This action was brought by appellants to quiet title to certain real estate located in the city of Seattle, to have the sale at which respondents bought the property annulled and set aside, and to have the property decreed exempt as appellants’ homestead.
Respondents recovered judgment against appellants for the sum of $2,128.91 and costs, in the superior court of King county, and later, after execution returned nulla bona, brought another action in the same court in the nature of a creditor’s bill, asking that a deed from appellant Anton Brandon to appellant Eliza Brandon, his wife, be set aside on the ground that it was made for the purpose of defrauding respondents of their judgment; that the judgment in the former suit be decreed a specific lien on the property, and that it be ordered sold to satisfy the judgment. Four or five days before answering, appellants filed a claim of homestead *340in the office of the auditor of King county. A trial was had and a decree entered declaring the deed to be fraudulent and the judgment a lien, and ordering the property to be sold on execution. This decree has never been appealed from. Subsequently there were some proceedings in the bankruptcy court, but they do not appear to have any bearing on the rights of the parties. Thereafter the property was sold and bid in by respondents for the amount of their judgment.and costs. The sale, was duly confirmed. No objections being filed, the sheriff issued a certificate of sale.
Although appellants had filed a declaration of homestead at the time they answered in the suit to subject their property to the lien of the judgment, they did not plead it in bar of that action. They now contend that their title became absolute by their declaration of homestead; that the court was without jurisdiction to enter a decree which would affect it in any way; and the sale, having been made in defiance of the statutory method of selling a homestead, is void and respondents acquired no title.

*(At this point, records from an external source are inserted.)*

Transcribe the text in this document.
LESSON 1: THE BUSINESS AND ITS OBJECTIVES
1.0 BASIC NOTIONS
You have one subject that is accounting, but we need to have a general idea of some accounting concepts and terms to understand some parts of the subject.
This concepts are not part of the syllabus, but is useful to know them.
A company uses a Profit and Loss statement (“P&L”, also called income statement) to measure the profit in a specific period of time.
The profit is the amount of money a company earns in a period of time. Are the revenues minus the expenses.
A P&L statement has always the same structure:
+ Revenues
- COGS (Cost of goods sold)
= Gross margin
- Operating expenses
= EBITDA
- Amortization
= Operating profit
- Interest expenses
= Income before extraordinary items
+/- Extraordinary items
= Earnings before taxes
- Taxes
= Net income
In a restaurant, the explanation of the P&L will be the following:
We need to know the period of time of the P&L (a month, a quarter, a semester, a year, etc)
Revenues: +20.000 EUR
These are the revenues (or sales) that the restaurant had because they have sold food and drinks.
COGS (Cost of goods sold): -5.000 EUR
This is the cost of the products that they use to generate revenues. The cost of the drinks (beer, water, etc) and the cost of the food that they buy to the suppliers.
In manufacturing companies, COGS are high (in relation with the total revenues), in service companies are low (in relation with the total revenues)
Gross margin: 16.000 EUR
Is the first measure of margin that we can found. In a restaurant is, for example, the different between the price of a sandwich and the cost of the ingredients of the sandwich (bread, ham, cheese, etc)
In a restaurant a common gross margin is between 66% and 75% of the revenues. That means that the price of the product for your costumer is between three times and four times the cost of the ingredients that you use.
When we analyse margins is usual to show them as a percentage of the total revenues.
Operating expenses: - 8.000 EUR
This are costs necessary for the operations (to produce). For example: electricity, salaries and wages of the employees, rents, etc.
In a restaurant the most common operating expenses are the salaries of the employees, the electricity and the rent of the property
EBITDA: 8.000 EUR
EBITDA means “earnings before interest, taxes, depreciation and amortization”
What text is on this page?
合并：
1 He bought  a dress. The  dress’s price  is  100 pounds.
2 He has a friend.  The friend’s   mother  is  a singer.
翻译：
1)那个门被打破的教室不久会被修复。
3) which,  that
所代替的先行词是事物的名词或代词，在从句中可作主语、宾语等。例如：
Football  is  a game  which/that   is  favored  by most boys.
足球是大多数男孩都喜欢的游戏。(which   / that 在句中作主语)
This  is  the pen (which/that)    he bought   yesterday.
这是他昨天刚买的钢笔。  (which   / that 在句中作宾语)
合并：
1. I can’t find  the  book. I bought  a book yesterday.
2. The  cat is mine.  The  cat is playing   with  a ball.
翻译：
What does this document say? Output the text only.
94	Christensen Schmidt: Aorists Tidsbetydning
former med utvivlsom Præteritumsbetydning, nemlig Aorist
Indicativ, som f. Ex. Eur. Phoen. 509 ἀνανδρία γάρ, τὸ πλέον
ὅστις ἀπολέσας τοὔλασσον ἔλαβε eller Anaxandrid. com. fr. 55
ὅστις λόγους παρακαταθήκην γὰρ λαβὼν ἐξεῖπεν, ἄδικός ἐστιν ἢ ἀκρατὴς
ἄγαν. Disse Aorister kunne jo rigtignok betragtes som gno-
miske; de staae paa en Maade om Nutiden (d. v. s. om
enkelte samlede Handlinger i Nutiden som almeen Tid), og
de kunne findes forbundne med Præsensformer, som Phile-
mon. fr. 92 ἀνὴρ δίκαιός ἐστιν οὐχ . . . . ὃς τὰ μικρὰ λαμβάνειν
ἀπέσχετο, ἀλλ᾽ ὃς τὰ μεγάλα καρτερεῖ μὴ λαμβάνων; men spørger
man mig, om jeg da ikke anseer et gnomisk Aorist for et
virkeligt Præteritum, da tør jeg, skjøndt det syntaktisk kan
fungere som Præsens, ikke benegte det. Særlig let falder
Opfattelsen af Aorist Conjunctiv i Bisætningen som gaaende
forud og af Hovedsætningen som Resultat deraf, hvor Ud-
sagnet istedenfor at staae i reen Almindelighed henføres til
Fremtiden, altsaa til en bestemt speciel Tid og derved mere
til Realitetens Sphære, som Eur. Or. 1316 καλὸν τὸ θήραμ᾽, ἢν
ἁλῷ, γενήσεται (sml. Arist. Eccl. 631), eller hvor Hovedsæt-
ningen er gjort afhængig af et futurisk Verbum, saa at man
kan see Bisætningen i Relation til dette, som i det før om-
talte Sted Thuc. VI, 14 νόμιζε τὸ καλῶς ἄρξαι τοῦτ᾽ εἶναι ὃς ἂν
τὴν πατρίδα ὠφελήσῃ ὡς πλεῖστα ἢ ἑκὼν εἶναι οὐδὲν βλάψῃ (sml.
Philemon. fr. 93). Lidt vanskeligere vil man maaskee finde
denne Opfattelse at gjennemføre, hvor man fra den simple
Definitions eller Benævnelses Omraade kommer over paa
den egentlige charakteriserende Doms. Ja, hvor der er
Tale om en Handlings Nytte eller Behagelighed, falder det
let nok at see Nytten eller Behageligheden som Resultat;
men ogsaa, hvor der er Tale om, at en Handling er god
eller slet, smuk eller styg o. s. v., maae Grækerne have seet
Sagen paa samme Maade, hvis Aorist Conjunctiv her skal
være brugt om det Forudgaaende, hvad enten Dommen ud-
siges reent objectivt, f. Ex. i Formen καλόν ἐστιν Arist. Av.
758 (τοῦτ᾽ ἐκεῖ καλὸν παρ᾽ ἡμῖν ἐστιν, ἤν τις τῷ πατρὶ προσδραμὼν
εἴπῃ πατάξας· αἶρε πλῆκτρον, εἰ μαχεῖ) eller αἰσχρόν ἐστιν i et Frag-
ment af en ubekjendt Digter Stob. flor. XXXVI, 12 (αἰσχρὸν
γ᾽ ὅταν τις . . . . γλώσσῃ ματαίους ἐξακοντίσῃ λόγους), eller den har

The only question involved is whether the decree in the action brought by respondents to subject the property to the payment of the judgment is res judicata of appellants’ right to now claim the property as a homestead. Under the rule laid down by this court in Traders’ Nat. Bank of Spokane v. Schorr, 20 Wash. 1, 54 Pac. 543, 72 Am. St. 17, it was the duty of appellants to plead that the land was exempt as a homestead in the suit brought to subject it to the lien of the judgment. Having failed to do so, they are barred from litigating that question in another action.
Affirmed.
\ Ellis, C. J., Mount, Moréis, and Holcomb, JJ., concur.